L’étude, qui n’a pas encore été révisée par les pairs, a révélé que :

  • 26 des 3252 (0,80%) tests effectués sur des agents de santé non vaccinés étaient positifs.
  • 13 tests sur 3535 (0,37%) effectués sur des membres du personnel de santé ayant effectué un test moins de 12 jours après la vaccination étaient positifs.
  • 4 tests sur 1989 (0,20%) effectués par membres du personnel soignants à 12 jours ou plus après la vaccination étaient positifs.

Quatre fois moins de risque d’infection

Cette étude démontre donc qu’un travailleur des soins de santé a quatre fois moins de risques d’attraper une infection asymptomatique au Covid-19 si le/le travailleur a été vacciné 12 jours auparavant. Le niveau de protection est donc à 75%.

"C’est une excellente nouvelle, le vaccin Pfizer fournit non seulement une protection contre la maladie du SRAS-CoV-2, mais aussi aide à prévenir l’infection, réduisant le risque de transmission du virus à d’autres", déclare le Dr Mike Weekes, spécialiste des maladies infectieuses à CUH et au département de médecine de l’Université de Cambridge.

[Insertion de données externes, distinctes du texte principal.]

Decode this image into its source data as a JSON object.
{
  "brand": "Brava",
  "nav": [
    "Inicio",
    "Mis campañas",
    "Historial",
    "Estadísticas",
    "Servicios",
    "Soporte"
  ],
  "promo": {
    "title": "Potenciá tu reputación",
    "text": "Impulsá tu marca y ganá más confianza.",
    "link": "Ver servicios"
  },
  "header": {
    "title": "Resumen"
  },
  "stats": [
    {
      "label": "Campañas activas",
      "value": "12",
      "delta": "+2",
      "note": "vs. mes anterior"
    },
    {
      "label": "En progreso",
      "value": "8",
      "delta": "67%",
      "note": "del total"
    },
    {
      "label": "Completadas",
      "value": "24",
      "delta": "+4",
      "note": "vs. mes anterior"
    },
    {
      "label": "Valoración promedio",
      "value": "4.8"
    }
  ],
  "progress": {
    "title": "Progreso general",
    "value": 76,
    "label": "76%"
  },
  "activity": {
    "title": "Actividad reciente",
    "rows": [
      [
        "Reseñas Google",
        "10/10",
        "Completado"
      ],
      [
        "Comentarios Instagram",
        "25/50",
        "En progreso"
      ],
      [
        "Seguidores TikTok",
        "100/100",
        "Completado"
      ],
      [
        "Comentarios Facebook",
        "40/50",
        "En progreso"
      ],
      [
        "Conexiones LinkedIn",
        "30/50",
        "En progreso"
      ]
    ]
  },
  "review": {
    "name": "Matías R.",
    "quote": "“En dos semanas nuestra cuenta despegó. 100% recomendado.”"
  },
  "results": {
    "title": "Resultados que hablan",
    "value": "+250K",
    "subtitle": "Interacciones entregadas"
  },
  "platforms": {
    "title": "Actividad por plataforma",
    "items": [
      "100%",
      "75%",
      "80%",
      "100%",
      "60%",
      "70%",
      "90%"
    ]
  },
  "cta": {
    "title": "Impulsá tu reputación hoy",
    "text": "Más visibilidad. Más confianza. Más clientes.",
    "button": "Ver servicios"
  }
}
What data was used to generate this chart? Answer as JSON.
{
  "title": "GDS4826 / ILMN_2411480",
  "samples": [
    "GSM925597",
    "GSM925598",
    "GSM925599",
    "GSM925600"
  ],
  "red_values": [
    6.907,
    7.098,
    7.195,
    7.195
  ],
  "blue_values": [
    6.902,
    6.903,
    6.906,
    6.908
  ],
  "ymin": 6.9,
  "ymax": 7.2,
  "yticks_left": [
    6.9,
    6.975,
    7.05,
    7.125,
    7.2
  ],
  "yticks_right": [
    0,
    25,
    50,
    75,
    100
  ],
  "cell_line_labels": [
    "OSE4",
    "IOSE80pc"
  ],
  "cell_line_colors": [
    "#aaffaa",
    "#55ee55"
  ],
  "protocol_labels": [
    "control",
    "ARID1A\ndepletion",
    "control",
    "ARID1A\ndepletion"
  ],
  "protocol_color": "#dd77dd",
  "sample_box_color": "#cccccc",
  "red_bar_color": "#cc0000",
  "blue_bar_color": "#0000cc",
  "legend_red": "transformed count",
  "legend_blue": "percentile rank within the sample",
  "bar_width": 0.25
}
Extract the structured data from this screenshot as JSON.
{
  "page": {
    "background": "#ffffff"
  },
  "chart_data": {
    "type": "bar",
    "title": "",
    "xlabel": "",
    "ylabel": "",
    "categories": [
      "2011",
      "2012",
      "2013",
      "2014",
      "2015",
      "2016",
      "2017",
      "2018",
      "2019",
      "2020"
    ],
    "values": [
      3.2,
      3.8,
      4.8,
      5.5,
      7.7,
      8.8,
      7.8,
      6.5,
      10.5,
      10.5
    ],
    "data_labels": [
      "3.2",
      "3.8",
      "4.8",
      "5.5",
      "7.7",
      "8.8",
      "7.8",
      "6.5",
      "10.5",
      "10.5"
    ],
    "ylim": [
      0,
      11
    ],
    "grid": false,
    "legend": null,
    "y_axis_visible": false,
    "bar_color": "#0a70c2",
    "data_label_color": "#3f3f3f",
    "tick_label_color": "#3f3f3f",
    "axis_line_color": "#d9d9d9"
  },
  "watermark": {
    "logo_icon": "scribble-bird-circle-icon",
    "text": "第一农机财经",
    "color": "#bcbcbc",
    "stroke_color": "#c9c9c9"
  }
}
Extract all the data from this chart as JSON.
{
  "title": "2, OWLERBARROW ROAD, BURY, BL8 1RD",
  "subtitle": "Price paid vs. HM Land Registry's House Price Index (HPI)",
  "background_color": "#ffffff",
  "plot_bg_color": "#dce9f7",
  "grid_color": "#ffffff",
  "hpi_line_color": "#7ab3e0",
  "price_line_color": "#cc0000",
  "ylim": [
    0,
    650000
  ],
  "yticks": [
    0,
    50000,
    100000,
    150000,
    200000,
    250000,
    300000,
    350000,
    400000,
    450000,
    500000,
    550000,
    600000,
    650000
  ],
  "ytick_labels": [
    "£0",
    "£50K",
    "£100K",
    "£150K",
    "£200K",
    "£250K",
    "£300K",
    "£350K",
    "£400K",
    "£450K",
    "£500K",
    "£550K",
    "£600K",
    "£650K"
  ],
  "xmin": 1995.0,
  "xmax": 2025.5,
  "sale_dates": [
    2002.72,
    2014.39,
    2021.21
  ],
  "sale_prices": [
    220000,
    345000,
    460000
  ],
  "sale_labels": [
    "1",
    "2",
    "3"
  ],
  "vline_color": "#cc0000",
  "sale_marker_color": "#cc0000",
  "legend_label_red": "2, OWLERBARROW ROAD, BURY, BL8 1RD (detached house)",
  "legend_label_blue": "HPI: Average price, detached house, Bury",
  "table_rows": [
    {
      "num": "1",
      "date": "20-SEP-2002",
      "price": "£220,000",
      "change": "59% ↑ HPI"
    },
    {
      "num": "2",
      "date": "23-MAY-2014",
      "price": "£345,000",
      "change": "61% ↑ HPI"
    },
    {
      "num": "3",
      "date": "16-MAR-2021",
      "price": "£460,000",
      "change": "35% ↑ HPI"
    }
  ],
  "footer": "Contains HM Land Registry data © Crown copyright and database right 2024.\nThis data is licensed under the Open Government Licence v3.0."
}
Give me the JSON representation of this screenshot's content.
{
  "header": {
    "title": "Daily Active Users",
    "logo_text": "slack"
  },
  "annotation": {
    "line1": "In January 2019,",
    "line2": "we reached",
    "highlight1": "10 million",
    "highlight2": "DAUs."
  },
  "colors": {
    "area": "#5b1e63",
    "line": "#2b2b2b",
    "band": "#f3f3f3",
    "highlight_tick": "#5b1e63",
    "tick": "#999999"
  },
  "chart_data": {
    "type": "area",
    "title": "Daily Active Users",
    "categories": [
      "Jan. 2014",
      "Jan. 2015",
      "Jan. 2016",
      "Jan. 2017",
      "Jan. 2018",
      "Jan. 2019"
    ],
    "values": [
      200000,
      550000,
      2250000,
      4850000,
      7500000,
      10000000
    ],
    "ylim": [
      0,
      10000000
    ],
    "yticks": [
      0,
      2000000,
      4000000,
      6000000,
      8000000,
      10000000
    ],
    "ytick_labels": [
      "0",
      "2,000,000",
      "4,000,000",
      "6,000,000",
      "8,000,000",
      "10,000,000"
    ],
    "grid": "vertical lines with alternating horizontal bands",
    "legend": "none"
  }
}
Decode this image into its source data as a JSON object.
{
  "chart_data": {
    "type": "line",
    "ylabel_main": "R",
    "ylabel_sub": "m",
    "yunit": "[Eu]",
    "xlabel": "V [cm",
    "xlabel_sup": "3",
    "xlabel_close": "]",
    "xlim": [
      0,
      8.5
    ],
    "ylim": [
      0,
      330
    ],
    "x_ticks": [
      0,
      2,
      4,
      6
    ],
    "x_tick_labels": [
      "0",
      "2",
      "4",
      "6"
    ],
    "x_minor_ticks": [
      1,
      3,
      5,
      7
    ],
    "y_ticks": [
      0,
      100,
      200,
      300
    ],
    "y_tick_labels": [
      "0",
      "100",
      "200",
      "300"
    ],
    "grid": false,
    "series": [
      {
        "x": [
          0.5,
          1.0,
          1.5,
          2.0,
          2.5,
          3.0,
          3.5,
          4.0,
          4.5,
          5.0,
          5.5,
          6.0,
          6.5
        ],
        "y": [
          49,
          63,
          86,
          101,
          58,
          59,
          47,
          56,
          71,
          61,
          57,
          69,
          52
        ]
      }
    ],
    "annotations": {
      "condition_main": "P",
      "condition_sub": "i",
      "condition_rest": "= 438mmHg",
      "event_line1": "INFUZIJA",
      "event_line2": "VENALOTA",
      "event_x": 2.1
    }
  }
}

Le vaccin n’offre pas une protection complète

Il rappelle toutefois que le vaccin n’offre pas une protection complète pour tout le monde. "Ce sera une bonne nouvelle alors que nous commencerons à tracer une feuille de route pour sortir du verrouillage, mais nous devons nous rappeler que le vaccin n’offre pas une protection complète pour tout le monde. Nous avons encore besoin de distanciation sociale, de masques, d’hygiène des mains et de tests réguliers jusqu’à ce que la pandémie soit bien mieux maîtrisée".

Lorsque les chercheurs ont intégré des travailleurs de la santé symptomatiques dans leur étude, leurs analyses ont démontré un constat similaire : 56 sur 3282 agents de santé non vaccinés ont été testés positifs, soit 1,71%. Du côté des personnes vaccinées, seulement 8 sur 1997 ont été testés positifs, soit 0,40%.

Les chercheurs ont décidé de publier leurs données avant l’examen par les pairs en raison du besoin urgent de partager les informations relatives à la pandémie.